20) PHLDonateTech PHLDonateTech: providing computers to families and residents in need | Office of Innovation and Technology | City of Philadelphia
PHLDonateTech is a citywide effort to encourage individuals and businesses to donate their used computers to city residents who lack a working computer. It is estimated that nearly 20% of Philadelphia households may lack a working computer at home, preventing them from enrolling in job training or adult education programs, applying for work, accessing city services, paying their bills, accessing a telehealth visit, and more.
Tablets, webcams, and mobile phones are all equipment that the recyclers and refurbishers can take and either repurpose or recycle sustainably. Please visit the link above to obtain additional information about this program.
21) Electronic Access Foundation (EAF) PHLDonateTech - Electronic Access Foundation (e-access.org)
Eliminating unused working computers and electronic equipment not only frees up storage space and reduces clutter but can also make a positive impact on those in need. Electronic Access Foundation (EAF) helps change people’s lives by putting donated surplus electronic equipment into the hands of qualified charitable organizations working directly with low income, veteran and disabled populations.
EAF obtains donations through partnership with corporations, universities, and organizations by offering them an alternative to recycling of their surplus electronic equipment. In return for their donations, EAF offers these corporations, universities, and organizations:
· Tax deduction for the fair market value of equipment
· Removal of the equipment at no cost
· Secure data sanitation at no cost, including hard drive-specific electronic reporting
We are dedicated to the reuse of the surplus electronic equipment, as opposed to the recycling as waste, as a commitment to the community and environment. EAF is able to offer the same services as an IT asset recovery company while making sure the community at large will benefit from the material being donated.

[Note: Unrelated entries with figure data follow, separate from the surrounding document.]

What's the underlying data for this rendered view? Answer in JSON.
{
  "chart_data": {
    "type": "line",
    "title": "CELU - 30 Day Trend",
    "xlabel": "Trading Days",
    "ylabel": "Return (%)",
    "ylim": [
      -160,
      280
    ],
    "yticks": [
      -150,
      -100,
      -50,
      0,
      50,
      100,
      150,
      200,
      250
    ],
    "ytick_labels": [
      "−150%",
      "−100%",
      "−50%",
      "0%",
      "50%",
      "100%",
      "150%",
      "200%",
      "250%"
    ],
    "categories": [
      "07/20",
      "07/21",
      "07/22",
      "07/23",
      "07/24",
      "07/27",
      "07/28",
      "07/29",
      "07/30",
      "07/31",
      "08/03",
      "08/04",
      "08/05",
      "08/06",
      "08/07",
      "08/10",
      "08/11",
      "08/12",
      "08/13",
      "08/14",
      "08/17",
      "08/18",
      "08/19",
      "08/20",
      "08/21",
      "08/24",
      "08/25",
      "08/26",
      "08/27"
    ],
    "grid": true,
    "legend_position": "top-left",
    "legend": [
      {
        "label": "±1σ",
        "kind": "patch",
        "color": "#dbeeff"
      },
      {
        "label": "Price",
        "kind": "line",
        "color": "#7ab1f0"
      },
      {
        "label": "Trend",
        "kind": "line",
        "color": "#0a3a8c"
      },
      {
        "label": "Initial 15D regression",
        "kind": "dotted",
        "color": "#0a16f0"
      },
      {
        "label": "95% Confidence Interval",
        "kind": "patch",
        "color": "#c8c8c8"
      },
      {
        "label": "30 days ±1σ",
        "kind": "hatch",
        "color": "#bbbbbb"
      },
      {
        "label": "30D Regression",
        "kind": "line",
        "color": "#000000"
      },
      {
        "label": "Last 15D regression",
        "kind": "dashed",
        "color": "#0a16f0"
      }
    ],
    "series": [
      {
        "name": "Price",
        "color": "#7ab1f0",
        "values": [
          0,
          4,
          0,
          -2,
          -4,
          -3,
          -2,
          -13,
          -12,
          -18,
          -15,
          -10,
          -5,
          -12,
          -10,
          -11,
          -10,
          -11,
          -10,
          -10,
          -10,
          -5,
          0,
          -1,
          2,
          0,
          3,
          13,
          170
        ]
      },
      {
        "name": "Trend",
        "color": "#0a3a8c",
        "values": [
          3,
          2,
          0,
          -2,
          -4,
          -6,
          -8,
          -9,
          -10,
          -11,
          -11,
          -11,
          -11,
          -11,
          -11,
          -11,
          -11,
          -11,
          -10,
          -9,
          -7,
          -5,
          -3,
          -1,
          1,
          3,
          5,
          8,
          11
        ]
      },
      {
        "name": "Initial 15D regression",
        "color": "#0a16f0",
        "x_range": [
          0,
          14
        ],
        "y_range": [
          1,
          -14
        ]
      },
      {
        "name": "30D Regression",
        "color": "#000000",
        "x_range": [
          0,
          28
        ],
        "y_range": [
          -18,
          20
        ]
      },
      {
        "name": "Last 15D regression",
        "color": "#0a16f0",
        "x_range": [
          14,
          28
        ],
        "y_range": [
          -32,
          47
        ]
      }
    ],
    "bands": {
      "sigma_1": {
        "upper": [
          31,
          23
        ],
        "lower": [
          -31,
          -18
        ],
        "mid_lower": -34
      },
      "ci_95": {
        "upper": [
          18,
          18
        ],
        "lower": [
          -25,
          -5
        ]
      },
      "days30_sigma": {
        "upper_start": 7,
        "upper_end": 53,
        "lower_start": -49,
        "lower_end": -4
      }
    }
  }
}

22) Emergency Broadband Benefit (EBB) Program https://getemergencybroadband.org/ https://www.fcc.gov/broadbandbenefit
In the Consolidated Appropriations Act of 2021, Congress appropriated $3.2 billion to the FCC to help low-income households pay for broadband service and connected internet devices.
The Emergency Broadband Benefit (EBB) Program will provide a discount of up to $50 per month for broadband services for eligible consumers. Consumers who live on qualifying Tribal lands can receive enhanced support of up to $75 per month toward broadband services.
Additionally, the program provides a one-time device discount of up to $100 for a laptop, desktop computer, or tablet purchased through a participating provider. The one-time discount requires a consumer co-payment of more than $10 and less than $50.
Eligibility: Consumers qualify for the Emergency Broadband Benefit Program (EBB Program) through participation in Lifeline or a Lifeline-qualifying program, by meeting certain income requirements (e.g., experiencing a substantial loss of income since February 29, 2020), through participation in EBB-qualifying programs such as the free and reduced price school lunch program, through award of a federal Pell Grant, or through participation in an approved service provider’s low-income or COVID-19 program.
The Emergency Broadband Benefit is temporary. It will expire when funds are exhausted or six months after the Department of Health and Human Services (HHS) declares the end of the COVID-19 health emergency. The FCC expects the EBB Program to be open to eligible households before the end of April 2021.